Right now I'm reading 2 books on early Iowa history. It seemed timely to reread Laura Ingalls Wilder's Little House on the Prairie as a break from the less-than-luminous prose of professional historians and anthropologists. The whole set comes through the house at least once a year and probably deserves a post of their own, 'though it might tell you more about me (and maybe Deep Springs indirectly) than Iowa: I thought the Indians coming in the house wearing fresh skunk skins and eating everything was actually really funny--surely the Indians did that on purpose, and probably on a bet.
But all this pioneering narrative makes me remember coming to Iowa myself, and exactly the sort of topic Mrs.

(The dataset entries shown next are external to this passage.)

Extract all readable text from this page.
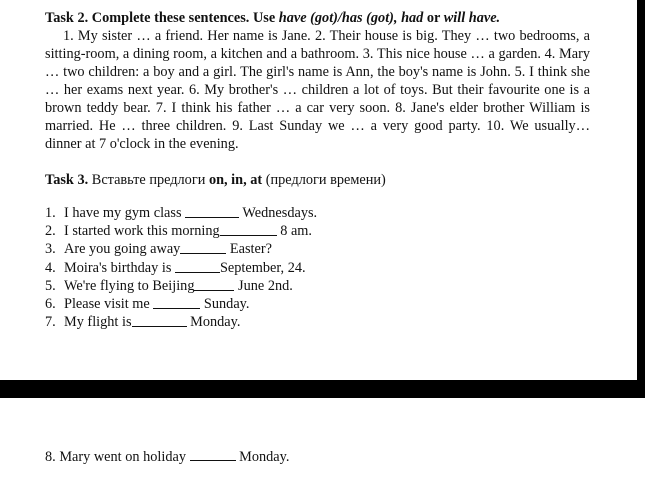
Task 2. Complete these sentences. Use have (got)/has (got), had or will have.

1. My sister … a friend. Her name is Jane. 2. Their house is big. They … two bedrooms, a sitting-room, a dining room, a kitchen and a bathroom. 3. This nice house … a garden. 4. Mary … two children: a boy and a girl. The girl's name is Ann, the boy's name is John. 5. I think she … her exams next year. 6. My brother's … children a lot of toys. But their favourite one is a brown teddy bear. 7. I think his father … a car very soon. 8. Jane's elder brother William is married. He … three children. 9. Last Sunday we … a very good party. 10. We usually… dinner at 7 o'clock in the evening.

Task 3. Вставьте предлоги on, in, at (предлоги времени)
1. I have my gym class	Wednesdays.
2. I started work this morning	8 am.
3. Are you going away	Easter?
4. Moira's birthday is	September, 24.
5. We're flying to Beijing	June 2nd.
6. Please visit me	Sunday.
7. My flight is	Monday.
8. Mary went on holiday	Monday.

Wilder never mentioned. That's right, the outhouse.
In the late summer of '06 I moved into rural Iowa. How rural? The photo on my header was the view over the kitchen sink.
My husband commuted and I was home with little kids. There was corn and soybeans as far as the eye could see; most farms are more than a thousand acres, so farmhouses were few. There were two hog operations just out of sight.
Now, I'm not really country, but I've lived in the country enough to be concerned about moving into a house that hadn't been lived in for a few years. But we were assured by the landlord that the septic system was fine. It was built in the 1960s, a brick house with a big basement, reasonably tight for the winter. It had a few quirks--striped carpet in the kitchen, an Austin Powers carpeted bathroom--but a nice little house for us while our house in Michigan waited to sell. The pavement ended just past us. Winter came early.
And then one day I went into the basement to do laundry....But between me and the washer and dryer was a lake some 18 feet across that could only have one origin: the big drain in the middle of the basement floor. The landlord came out and located the top of the septic, which was buried under the snow, by sighting from the eaves. A man came in a tank truck and pumped the septic tank into his truck, checked with me that the basement had drained, and left. All hunky dory. Just a lot of disinfecting to do downstairs.
But a week or so later, it wasn't hunky dory. The lake was back. Further investigation by the experts revealed that the leach field was dead and would have to be dug and replaced in about six months. The ground was frozen and we were without septic until it thawed: two adults, a baby just starting to walk, a preschooler still in diapers, and our personal hygiene, laundry, cooking and dishes. So we conserved water in a major way, and every week or ten days I'd have the following phone conversation with our landlord:
Me: Hi, Bob. It's Foodie. We've got water downstairs again.
Bob: Okay, I'll call the guy. 'Bye.
Then the next day, or Monday if this unfortunately happened on Friday, two guys in overalls with a portable pump would drive around back, pump out the tank and shoot the septic water out onto the snow over the leach field.
Seven months later the ground thawed and a bobcat, backhoe, large bladed tractor, and a dump truck full of gravel arrived to dig and replace the leach field all in one day. For my 4 yr. old boy it was like Christmas! Real diggers came to our house! And that's all he remembers about the situation.
Let's review that winter: outside, the smell of two big hog farms and months of pumped out sewage water. In the house, 2 kids in diapers and super low water use. In the basement, regular sewage floods. They only saw other children (sometimes) when we drove in to the county library. But if he describes to you the 14 months we spent there, he says something like this:
We lived out in (Not on Any Map) a while. There was a big blizzard on my birthday and there was a snow drift all the way up the front door. Daddy had to dig a valley out to take the dog out. It was really windy all the time so we couldn't have picnics, but there were a whole lot of fireflies, like the stars fell down to dance around above the soybean plants. The computer was really slow and I couldn't download big Lego instructions. And then one day lots of diggers came to our house. They dug a big hole and a dump truck dumped a bunch of gravel but then they covered it up. We moved on my sister's birthday but that was okay because there wasn't anybody to invite to a party but Grandma came and we had lunch with her at a restaurant while Daddy and his Dad did the moving truck.